Does this idea feel true to you? Sensing your way into the roots of your psyche, what do you find? Deep in our cells our foremothers speak to us. For me this is most clear in my relationship to the natural world around me, and to the cycles of nature.
In many ways, our culture is bereft. We have lost the art of living with our awareness embedded in natural cycles and the ecosystem. In traditional cultures, women’s wisdom was paramount. We held the knowledge of plants for medicine and food, the stories of survival, the practices of birthing and dying, the keys to physical pleasure. When I say this I am not referencing some hopeful fakelore about the mysterious and magical powers of the feminine. no, I am speaking of the same practicalities of survival that women deal with today: front line child care, elder care, food and medicine sourcing and preparation, and the emotional nurturance of familial and social bonds. The difference today is that much of this work is mediated by the overculture – agribusiness, the pharmaceutical industry and all the other structures that even when benign or benevolent serve to distance us from the source of power and wisdom that is the natural world. We suffer from this disconnection, we suffer physically, emotionally, and spiritually.Our craving for connection sometimes leads us down unwholesome paths, but this is unnecessary. Connection is as close as our own mind and body. Connection is already embedded in us, in cells and spirit.
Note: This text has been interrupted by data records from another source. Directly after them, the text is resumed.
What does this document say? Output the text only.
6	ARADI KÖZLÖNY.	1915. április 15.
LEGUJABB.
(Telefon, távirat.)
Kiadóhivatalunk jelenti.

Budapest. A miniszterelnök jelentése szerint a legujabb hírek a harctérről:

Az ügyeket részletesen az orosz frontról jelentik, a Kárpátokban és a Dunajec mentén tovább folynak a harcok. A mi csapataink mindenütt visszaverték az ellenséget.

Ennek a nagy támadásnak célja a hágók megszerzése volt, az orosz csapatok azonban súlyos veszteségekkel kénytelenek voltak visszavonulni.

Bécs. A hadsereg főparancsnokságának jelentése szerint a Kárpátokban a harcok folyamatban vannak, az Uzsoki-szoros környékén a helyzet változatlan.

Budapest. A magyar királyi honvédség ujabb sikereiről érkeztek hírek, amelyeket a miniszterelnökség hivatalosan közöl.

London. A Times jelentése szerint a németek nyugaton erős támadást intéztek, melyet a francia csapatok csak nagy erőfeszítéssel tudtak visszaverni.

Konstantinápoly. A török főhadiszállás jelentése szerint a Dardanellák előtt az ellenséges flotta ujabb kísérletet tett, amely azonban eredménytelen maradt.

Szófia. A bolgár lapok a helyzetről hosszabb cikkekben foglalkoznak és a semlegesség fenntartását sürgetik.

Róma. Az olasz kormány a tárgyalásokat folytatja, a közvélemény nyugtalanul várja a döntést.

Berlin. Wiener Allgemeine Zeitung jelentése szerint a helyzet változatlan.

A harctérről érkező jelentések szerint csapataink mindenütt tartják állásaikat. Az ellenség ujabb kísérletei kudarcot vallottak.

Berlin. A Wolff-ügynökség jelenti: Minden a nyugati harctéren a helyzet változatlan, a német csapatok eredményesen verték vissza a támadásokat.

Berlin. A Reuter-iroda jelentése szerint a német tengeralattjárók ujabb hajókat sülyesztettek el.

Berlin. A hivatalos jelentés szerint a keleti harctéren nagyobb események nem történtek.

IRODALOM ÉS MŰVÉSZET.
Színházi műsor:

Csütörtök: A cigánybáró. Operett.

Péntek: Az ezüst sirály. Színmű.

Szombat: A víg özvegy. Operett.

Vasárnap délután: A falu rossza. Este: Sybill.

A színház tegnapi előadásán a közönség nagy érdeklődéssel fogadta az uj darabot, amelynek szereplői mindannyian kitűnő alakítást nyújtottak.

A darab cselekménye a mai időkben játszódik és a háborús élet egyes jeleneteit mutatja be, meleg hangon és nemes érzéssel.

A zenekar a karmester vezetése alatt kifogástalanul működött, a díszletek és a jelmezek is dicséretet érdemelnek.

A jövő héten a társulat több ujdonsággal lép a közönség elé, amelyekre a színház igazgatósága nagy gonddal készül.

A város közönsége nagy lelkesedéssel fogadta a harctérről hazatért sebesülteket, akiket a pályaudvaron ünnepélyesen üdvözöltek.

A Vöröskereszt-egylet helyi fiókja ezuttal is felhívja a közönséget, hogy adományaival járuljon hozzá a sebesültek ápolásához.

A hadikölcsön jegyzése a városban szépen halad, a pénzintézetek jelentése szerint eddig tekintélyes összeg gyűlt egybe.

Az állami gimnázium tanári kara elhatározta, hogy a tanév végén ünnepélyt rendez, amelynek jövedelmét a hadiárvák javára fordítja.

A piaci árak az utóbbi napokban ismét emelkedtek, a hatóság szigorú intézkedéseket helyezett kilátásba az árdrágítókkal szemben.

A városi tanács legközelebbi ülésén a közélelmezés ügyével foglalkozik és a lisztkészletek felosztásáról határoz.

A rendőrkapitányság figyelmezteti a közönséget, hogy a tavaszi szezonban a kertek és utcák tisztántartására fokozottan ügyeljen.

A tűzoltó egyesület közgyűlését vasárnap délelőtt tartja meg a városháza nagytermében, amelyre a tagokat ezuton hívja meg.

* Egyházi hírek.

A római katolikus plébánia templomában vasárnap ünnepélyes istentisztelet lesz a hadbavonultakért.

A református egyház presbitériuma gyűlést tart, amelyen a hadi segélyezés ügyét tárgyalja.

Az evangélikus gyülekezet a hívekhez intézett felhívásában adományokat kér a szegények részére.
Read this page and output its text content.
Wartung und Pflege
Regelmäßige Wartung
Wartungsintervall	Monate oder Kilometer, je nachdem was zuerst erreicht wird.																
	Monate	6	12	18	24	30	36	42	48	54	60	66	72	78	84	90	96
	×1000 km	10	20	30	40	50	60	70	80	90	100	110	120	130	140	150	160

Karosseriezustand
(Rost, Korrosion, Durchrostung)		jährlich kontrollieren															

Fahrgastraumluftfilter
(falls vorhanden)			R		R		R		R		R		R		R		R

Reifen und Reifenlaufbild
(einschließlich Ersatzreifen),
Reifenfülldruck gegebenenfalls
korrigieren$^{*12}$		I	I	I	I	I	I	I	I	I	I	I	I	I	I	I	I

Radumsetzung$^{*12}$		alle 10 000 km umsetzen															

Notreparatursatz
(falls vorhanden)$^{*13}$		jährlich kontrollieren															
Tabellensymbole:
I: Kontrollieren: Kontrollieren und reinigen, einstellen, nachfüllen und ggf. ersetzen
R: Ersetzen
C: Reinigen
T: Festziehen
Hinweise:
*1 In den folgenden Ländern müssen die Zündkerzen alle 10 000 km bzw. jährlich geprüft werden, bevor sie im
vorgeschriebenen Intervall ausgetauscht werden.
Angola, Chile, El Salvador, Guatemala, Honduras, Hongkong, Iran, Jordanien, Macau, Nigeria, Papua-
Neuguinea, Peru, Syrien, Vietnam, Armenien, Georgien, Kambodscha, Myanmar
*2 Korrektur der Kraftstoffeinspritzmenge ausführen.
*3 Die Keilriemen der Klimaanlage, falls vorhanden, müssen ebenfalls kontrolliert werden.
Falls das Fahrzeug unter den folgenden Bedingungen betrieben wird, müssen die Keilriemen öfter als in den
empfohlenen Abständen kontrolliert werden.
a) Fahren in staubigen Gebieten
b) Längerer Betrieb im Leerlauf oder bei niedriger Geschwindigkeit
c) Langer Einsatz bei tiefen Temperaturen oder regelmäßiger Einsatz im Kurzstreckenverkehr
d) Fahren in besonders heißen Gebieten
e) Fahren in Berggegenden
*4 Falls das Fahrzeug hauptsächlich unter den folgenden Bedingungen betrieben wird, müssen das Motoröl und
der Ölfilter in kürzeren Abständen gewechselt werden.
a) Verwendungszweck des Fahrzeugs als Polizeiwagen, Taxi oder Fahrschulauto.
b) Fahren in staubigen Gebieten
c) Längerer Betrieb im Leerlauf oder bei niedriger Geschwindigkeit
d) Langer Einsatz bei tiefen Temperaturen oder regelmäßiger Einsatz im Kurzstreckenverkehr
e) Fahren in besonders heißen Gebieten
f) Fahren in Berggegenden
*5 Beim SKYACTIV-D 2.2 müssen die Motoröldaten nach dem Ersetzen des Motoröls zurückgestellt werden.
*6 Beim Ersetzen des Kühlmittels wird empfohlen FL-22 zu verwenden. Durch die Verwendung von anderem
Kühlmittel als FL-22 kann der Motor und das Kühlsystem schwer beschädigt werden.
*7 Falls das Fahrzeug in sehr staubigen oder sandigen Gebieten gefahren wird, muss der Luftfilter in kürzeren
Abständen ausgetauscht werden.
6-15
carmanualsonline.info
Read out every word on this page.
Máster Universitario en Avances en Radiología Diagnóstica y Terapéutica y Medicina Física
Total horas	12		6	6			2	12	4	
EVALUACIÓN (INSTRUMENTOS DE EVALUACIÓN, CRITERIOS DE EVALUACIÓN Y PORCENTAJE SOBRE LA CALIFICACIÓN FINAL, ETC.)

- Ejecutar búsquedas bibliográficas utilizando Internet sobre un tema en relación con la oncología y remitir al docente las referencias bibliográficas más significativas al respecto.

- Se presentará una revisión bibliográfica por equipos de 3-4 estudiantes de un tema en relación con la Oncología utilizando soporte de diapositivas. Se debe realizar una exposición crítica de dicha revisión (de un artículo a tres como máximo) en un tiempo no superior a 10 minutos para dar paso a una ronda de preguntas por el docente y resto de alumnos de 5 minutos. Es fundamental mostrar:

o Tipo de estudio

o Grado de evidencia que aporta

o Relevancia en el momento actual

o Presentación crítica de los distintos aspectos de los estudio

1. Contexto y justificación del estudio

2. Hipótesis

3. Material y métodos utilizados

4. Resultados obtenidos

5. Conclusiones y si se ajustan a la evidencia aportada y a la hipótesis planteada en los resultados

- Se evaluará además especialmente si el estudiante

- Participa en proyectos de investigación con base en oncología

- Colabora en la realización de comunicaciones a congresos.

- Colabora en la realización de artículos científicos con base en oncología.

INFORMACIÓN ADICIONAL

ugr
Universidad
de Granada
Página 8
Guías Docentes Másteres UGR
The arising of ancestral wisdom in us can feel at times supernatural, but most often it feels so ordinary that we don’t question or notice it. Fragments of memory and images, visceral responses to odors, subtle desires and gentle yearnings of the body at certain times of year and in certain weather, our attraction to certain plants and flowers; many of listen deep, pay attention, and these are revealed as the gentle voices of the women who came before.
Do you want to nourish your roots? Become quiet enough to hear these gentle, wise voices. Pay attention to the world around you; go outside and smell the air, walk out into the ancestral night and allow your eyes to adjust to the dark. What do you see?